# 2-coloring of R(m,m) with no monochromatic $K_m$

I am working on a pset question on Ramsey numbers and trying to prove the following question:

Let $m \ge 3$ be a positive integer. Construct a red/blue coloring of $K_{(m-1)^2}$ which has no monochromatic $K_m$ (i.e. show that $R_{m,m} \ge (m-1)^{2} + 1$.

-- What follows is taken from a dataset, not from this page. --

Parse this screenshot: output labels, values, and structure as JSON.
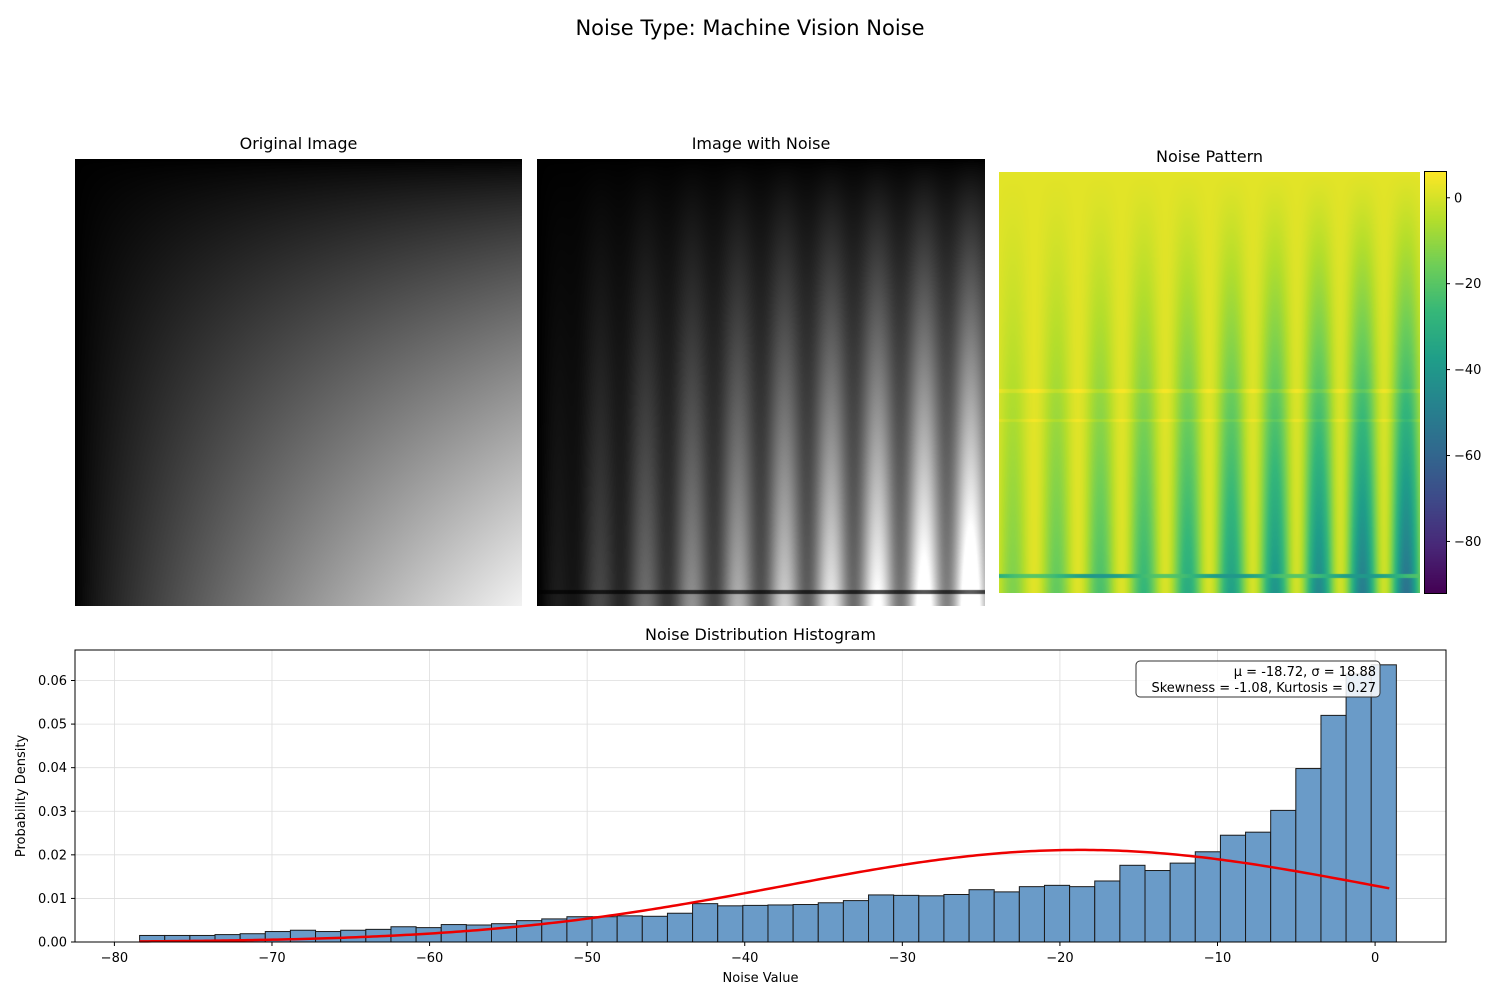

Here is my rough draft where I am trying to conceptualize the answer. However, I am new to the subject of graph theory and would appreciate any feedback on how to proceed.

=========================

To construct a $K_{(m - 1)^2}$ that does not have a monochromatic $K_m$, we need to show that there is a 2-coloring of $K_m$ that contains neither a red monochromatic $K_m$, nor a blue monochromatic $K_m$. We will count the colorings of $K_m$ that contain either a red or a blue monochromatic $K_m$. \

Let $S$ be a subset that has $\textit{m}$ vertices and Let $S_2$ be the set of 2-colorings of $K_m$ where the subgraph induced by \textit{S} is either all blue or all red. We can count the number of colorings in $S_2$ as we know that there are two ways to color the edges in the subgraph induced by $\textit{S}$ so that it is monochromatic. Then, we see that the number of 2-colorings containing either a red $K_m$ or a blue $K_m$ corresponds to the cardinality of the union of all the $S_2$'s for all possible subsets $textit{S}$ containing $\textit{m}$ vertices. We know that the union cannot be larger than the sum of the sizes of the sets. Then, the number of 2-colorings containing a monochromatic red or blue $K_m$.... (incomplete)

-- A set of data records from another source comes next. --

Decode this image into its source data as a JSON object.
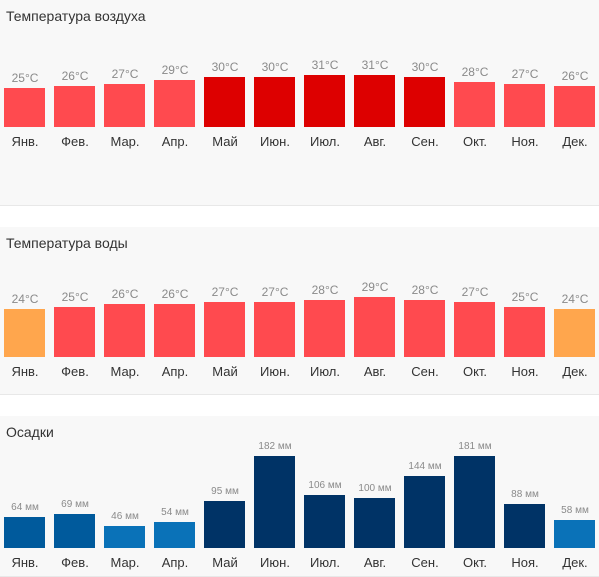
{
  "chart_data": [
    {
      "type": "bar",
      "title": "Температура воздуха",
      "categories": [
        "Янв.",
        "Фев.",
        "Мар.",
        "Апр.",
        "Май",
        "Июн.",
        "Июл.",
        "Авг.",
        "Сен.",
        "Окт.",
        "Ноя.",
        "Дек."
      ],
      "values": [
        25,
        26,
        27,
        29,
        30,
        30,
        31,
        31,
        30,
        28,
        27,
        26
      ],
      "labels": [
        "25°C",
        "26°C",
        "27°C",
        "29°C",
        "30°C",
        "30°C",
        "31°C",
        "31°C",
        "30°C",
        "28°C",
        "27°C",
        "26°C"
      ],
      "colors": [
        "#ff4a4f",
        "#ff4a4f",
        "#ff4a4f",
        "#ff4a4f",
        "#dd0000",
        "#dd0000",
        "#dd0000",
        "#dd0000",
        "#dd0000",
        "#ff4a4f",
        "#ff4a4f",
        "#ff4a4f"
      ]
    },
    {
      "type": "bar",
      "title": "Температура воды",
      "categories": [
        "Янв.",
        "Фев.",
        "Мар.",
        "Апр.",
        "Май",
        "Июн.",
        "Июл.",
        "Авг.",
        "Сен.",
        "Окт.",
        "Ноя.",
        "Дек."
      ],
      "values": [
        24,
        25,
        26,
        26,
        27,
        27,
        28,
        29,
        28,
        27,
        25,
        24
      ],
      "labels": [
        "24°C",
        "25°C",
        "26°C",
        "26°C",
        "27°C",
        "27°C",
        "28°C",
        "29°C",
        "28°C",
        "27°C",
        "25°C",
        "24°C"
      ],
      "colors": [
        "#ffa64d",
        "#ff4a4f",
        "#ff4a4f",
        "#ff4a4f",
        "#ff4a4f",
        "#ff4a4f",
        "#ff4a4f",
        "#ff4a4f",
        "#ff4a4f",
        "#ff4a4f",
        "#ff4a4f",
        "#ffa64d"
      ]
    },
    {
      "type": "bar",
      "title": "Осадки",
      "categories": [
        "Янв.",
        "Фев.",
        "Мар.",
        "Апр.",
        "Май",
        "Июн.",
        "Июл.",
        "Авг.",
        "Сен.",
        "Окт.",
        "Ноя.",
        "Дек."
      ],
      "values": [
        64,
        69,
        46,
        54,
        95,
        182,
        106,
        100,
        144,
        181,
        88,
        58
      ],
      "labels": [
        "64 мм",
        "69 мм",
        "46 мм",
        "54 мм",
        "95 мм",
        "182 мм",
        "106 мм",
        "100 мм",
        "144 мм",
        "181 мм",
        "88 мм",
        "58 мм"
      ],
      "colors": [
        "#005a9c",
        "#005a9c",
        "#0a72b8",
        "#0a72b8",
        "#003366",
        "#003366",
        "#003366",
        "#003366",
        "#003366",
        "#003366",
        "#003366",
        "#0a72b8"
      ]
    }
  ]
}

Then, there must be a 2-coloring of $K_m$ such that it contains no monochromatic coloring of $K_m$ and we can conclude that $R(m,m) \ge (m - 1)^2 + 1$.

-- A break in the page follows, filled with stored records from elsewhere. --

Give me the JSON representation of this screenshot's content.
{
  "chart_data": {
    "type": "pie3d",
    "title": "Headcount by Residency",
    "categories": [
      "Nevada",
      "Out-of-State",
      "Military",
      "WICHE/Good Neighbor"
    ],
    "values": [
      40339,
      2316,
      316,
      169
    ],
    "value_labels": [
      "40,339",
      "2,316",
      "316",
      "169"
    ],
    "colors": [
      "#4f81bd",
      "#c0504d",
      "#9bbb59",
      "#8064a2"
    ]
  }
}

• Generally, if the question says to "construct" they mean something like (in this case) "describe how to color the edges explicitly." I haven't thought carefully about your sketch, but it seems like you are trying to prove the lower bound without producing the coloring (not necessarily wrong, but not what is being asked). Commented May 1, 2018 at 14:57
• Thanks for the input. I appreciate it! My next attempt was something like this: Take the vertices of $K_{(m - 1)^2}$ and mark them with the ordered pairs of $(k -1)\ x\ (k-1)$. Consider the vertices $v, u, x, y$ such that $vu \in E$ and $xy \in E$. We see that these two edges are red if $v = x$ and they are blue otherwise. Then, we have constructed a coloring of $K_{(m - 1)^2}$ such that it has no monochromatic $K_m$. === do you think this is how I should approach the question? Commented May 1, 2018 at 14:58
• That seems reasonable except for the use of "we see". You are not being given a coloring or solving for one; you are defining a coloring. Commented May 1, 2018 at 15:21

Here is a (big) hint for finding a coloring. Arrange the vertices in a $(m-1)\times (m-1)$ grid, and color the edges so that every row is a red $K_{m-1}$.
Split the vertices into blocks of size $m-1$, color edges between vertices of the same block red and between vertices of different blocks blue.
If we select $m$ vertices there must be two of different blocks and thus a blue edge, there must also be a block with two or more vertices and thus a red edge.